NaNoNoMore and the Writing Landscape
Today is November 1st and it’s weird to me that NaNoWriMo is no longer a thing. Because it was such a huge thing for so long and it makes me a bit sad that so many people won’t get a chance to try and push themselves to write 50,000 words in a month along with a zillion other wannabe writers. There was a huge energy surge of creative energy around NaNoWriMo and I’m sorry that it’s gone.
In fact, I’ve been mourning a lot of things that seem to be going missing from my early days of wanting to become an author – RWA as a seeming powerhouse of good for authors, Romantic Times, and so many authors that seem to have disappeared from the romance genre all together (some have died but a lot of writers that I loved just seem to have stopped writing all together).
Over the last few days, I’ve been pulling out all of my romance writing materials and piling them up on my office floor – articles, tapes and CDs from RWA conferences from years ago, how-to books, inspirational pictures of characters taken from magazines over the years and a million scraps of paper with random ideas written down. The desire to become a romance author still lives inside of me – it’s a dream I’m not ready to give up on (although I definitely wonder if I shouldn’t let it go already). Maybe something inside of me thinks that because it’s November it’s time to start writing that novel even if no one knows. A ghostly surge of energy from a more innocent time when writing groups like NaNoWriMo and RWA were the shining beacons for a newbie, wannabe writer.
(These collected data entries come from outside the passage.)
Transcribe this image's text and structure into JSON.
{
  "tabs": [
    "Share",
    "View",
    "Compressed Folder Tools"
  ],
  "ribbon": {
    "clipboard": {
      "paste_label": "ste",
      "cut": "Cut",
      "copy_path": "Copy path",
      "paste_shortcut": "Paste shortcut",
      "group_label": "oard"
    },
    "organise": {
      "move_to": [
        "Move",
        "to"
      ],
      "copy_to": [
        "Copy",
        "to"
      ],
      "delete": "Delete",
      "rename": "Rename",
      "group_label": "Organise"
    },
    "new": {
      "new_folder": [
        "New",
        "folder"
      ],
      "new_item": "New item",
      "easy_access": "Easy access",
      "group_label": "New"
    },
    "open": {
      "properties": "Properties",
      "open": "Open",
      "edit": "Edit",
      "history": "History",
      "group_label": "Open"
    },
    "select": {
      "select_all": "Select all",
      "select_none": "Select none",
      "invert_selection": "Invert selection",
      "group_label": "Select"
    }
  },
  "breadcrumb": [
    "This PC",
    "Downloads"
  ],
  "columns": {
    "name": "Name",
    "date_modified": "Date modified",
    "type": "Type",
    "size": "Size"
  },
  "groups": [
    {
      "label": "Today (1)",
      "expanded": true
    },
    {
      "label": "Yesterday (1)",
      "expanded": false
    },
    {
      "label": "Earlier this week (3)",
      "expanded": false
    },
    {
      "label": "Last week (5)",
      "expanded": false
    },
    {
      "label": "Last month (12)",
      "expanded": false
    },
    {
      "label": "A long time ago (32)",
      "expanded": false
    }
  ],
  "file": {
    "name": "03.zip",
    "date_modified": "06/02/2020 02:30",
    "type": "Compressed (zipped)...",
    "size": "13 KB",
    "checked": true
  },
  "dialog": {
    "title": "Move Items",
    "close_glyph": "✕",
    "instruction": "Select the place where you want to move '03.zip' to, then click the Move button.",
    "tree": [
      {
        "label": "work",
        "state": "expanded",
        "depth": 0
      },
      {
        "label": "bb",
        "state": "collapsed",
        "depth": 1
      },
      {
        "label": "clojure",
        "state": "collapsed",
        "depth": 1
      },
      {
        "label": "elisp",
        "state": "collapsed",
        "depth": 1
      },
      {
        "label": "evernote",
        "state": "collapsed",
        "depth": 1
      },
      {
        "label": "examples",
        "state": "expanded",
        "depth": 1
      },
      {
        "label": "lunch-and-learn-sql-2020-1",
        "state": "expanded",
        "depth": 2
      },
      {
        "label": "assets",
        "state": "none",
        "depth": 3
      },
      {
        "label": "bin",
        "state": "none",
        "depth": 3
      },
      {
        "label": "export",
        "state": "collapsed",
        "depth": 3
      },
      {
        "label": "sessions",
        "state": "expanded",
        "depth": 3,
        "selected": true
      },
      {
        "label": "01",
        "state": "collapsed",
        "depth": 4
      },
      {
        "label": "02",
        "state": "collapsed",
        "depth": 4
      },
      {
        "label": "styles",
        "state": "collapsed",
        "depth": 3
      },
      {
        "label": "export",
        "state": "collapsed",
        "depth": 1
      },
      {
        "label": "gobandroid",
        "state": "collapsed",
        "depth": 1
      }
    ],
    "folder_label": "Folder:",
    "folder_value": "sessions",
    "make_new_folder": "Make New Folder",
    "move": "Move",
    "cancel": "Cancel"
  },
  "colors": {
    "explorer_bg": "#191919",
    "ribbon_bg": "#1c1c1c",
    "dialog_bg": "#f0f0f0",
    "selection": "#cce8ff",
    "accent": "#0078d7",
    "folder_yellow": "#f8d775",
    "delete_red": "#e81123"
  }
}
In some ways, I feel like I’m whining for the “good old days” but to be honest I don’t want those organizations to come back as they once were (because underneath the surface there were unacceptable things happening). I think I’m mostly sad that they failed to live up to my expectations of them and that there is nothing that has really come along and replaced them. The writing world feels more fragmented to me and harder to maneuver. I wish I was a bigger fan of the online world of Facebook groups, Reddit threads or Discord chats, but I’m not. There is only so much time in the day for me to go searching for my tribe. The nice thing about RWA and NaNoWriMo is they helped you find your tribe – they encouraged you to find people like you striving to achieve the same goals (at least, that was how it felt to me but these memories are 20 years old now so maybe I’m just remembering what I want to remember). Now, even though there are more online groups than ever, the writing world feels a bit lonelier and scary to me. I hope I have what it takes to travel this road.